Others contend it’s more likely that recombination occurred in some other animal species coinfected with a bat coronavirus and a different one that has a furin cleavage site, which could include anything from canids to rodents to felines. “I doubt it’s gone straight from bats to humans, because that rarely happens,” Holmes says. It could also have happened in humans, Eloit says. Four other coronaviruses circulate in people—they all cause mild disease—and some have furin cleavage sites.

It’s also possible that the furin cleavage site arose without recombination. “This type of virus replicates very fast in humans, particularly if they don’t have any previous immunity, and accumulates a lot of mutations that could generate a furin site,” Eloit says.
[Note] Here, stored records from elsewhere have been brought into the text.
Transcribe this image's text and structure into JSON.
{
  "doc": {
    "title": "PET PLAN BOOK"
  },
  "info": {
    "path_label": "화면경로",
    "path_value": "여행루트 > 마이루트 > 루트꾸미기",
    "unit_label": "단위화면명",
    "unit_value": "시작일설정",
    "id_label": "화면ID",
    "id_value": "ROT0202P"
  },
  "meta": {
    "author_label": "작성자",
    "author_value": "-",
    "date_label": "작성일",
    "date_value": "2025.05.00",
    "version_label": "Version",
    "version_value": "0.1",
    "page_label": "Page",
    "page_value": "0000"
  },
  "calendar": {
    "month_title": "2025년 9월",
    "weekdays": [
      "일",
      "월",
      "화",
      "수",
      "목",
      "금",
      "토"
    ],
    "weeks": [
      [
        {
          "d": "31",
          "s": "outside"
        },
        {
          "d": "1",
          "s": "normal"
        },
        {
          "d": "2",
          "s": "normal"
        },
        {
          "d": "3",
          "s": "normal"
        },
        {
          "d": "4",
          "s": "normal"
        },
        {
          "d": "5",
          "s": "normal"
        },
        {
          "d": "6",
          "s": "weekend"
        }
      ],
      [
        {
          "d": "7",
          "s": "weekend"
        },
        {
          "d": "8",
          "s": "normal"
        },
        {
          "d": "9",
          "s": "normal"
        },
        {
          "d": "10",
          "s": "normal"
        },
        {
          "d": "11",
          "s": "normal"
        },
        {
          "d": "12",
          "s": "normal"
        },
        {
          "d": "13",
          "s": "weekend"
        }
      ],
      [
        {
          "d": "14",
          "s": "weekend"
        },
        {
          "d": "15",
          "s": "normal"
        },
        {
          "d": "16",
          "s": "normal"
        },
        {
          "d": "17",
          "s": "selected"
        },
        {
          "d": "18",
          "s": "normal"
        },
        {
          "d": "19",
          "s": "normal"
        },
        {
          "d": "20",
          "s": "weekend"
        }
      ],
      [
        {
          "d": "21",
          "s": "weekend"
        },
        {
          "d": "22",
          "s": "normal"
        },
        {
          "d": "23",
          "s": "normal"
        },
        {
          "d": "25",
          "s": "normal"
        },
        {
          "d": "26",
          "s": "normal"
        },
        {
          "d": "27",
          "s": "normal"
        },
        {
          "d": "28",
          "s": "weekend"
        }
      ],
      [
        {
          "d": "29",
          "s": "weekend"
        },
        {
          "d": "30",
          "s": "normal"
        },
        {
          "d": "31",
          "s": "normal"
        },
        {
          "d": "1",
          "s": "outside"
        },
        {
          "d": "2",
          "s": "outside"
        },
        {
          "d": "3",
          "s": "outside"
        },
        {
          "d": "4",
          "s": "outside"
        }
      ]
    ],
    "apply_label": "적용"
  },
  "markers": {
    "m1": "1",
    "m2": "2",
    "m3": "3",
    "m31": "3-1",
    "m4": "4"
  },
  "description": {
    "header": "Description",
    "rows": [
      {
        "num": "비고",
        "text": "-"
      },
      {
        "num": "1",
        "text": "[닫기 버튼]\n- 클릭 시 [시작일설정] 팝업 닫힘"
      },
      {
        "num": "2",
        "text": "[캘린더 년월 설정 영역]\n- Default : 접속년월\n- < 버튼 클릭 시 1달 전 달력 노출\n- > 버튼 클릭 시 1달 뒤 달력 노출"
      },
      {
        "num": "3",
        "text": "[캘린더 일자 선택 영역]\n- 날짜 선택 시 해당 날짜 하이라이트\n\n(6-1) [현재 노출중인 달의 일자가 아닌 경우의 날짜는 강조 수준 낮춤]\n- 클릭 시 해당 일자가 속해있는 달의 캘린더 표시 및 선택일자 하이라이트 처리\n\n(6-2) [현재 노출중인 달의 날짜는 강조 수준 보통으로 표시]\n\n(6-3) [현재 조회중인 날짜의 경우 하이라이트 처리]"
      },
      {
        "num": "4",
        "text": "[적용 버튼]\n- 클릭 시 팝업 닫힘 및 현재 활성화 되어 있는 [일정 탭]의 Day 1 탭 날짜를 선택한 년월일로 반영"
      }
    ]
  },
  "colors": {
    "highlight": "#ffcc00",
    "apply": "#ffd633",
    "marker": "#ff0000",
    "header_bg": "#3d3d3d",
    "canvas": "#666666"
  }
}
And while it was accruing these mutations, the virus could have “circulated silently” from one person to another, giving it time to move undetected from a rural area to Wuhan, China, where the pandemic erupted at the beginning of 2020. “I would be very interested in finding any data regarding serological screening in Wuhan before the epidemic,” he says.

The intriguing harvest from Laos makes it even stranger that a similar but vastly larger hunt for SARS-CoV-2 relatives in neighboring China, also reported this month, came up empty.
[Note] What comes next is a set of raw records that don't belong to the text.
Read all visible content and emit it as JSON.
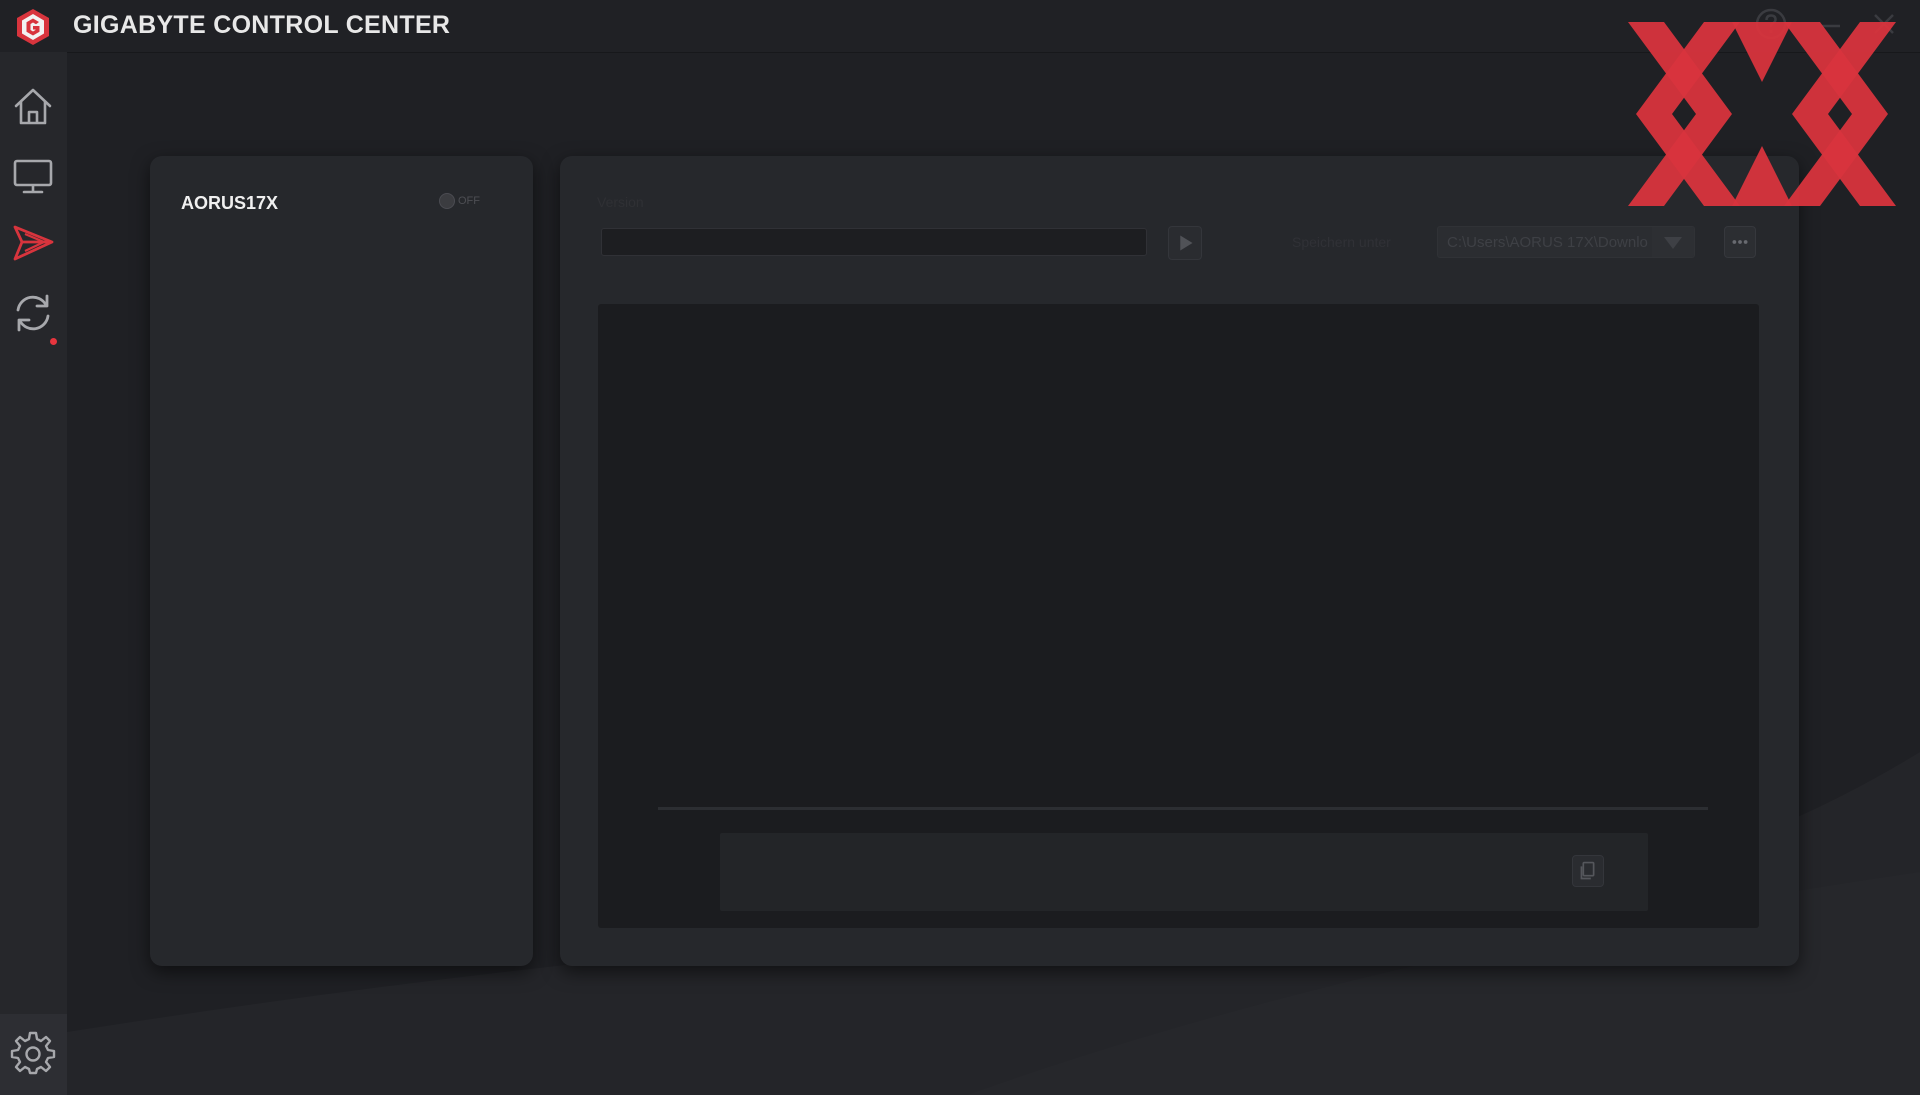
{
  "window": {
    "title": "GIGABYTE CONTROL CENTER",
    "icons": {
      "help": "help-icon",
      "minimize": "minimize-icon",
      "close": "close-icon"
    }
  },
  "nav": {
    "items": [
      {
        "id": "home",
        "icon": "home-icon"
      },
      {
        "id": "display",
        "icon": "monitor-icon"
      },
      {
        "id": "fly",
        "icon": "paper-plane-icon",
        "active": true
      },
      {
        "id": "update",
        "icon": "refresh-icon",
        "badge": true
      }
    ],
    "settings_icon": "gear-icon"
  },
  "device": {
    "name": "AORUS17X",
    "toggle_label": "OFF",
    "toggle_on": false
  },
  "main": {
    "version_label": "Version",
    "url_value": "",
    "save_label": "Speichern unter",
    "save_path": "C:\\Users\\AORUS 17X\\Downlo",
    "output_text": ""
  },
  "colors": {
    "accent": "#d8343d",
    "background": "#1f2024",
    "panel": "#26282c",
    "watermark": "#d8343d"
  }
}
The study, published on 20 September by Wu Zhiqiang of the Chinese Academy of Medical Sciences and Peking Union Medical College and his colleagues, found no SARS-CoV-2–related viruses in 13,064 bats collected at 703 sites around China between 2016 and 2021. SARS-CoV-2–related viruses “might not actively circulate among bats in China,” the researchers concluded. Wu did not reply to an email from Science requesting an interview.

Scientists are impressed by the size and geographic scope of the study and the fact that it was published at all—very few bat coronavirus studies have come out of China during the pandemic. “I look at it as positive because they tell you that they’re doing something,” Wang says. But he suspects sampling bias may explain why the researchers didn’t find any SARS-CoV-2–related viruses. A single visit to a site often doesn’t yield any interesting isolates, he says: “If you go to a cave 10 times, you’d be lucky to get one.”

Holmes is “very skeptical” about the study, especially because his own group and others have reported finding viruses related to SARS-CoV-2—including RaTG13—in some of the sites the new study sampled. “It’s very hard to know what’s going on in China,” Holmes says. “Anything that relates to the origins this virus is going to be carefully vetted. It’s not clear what we’re allowed to see.”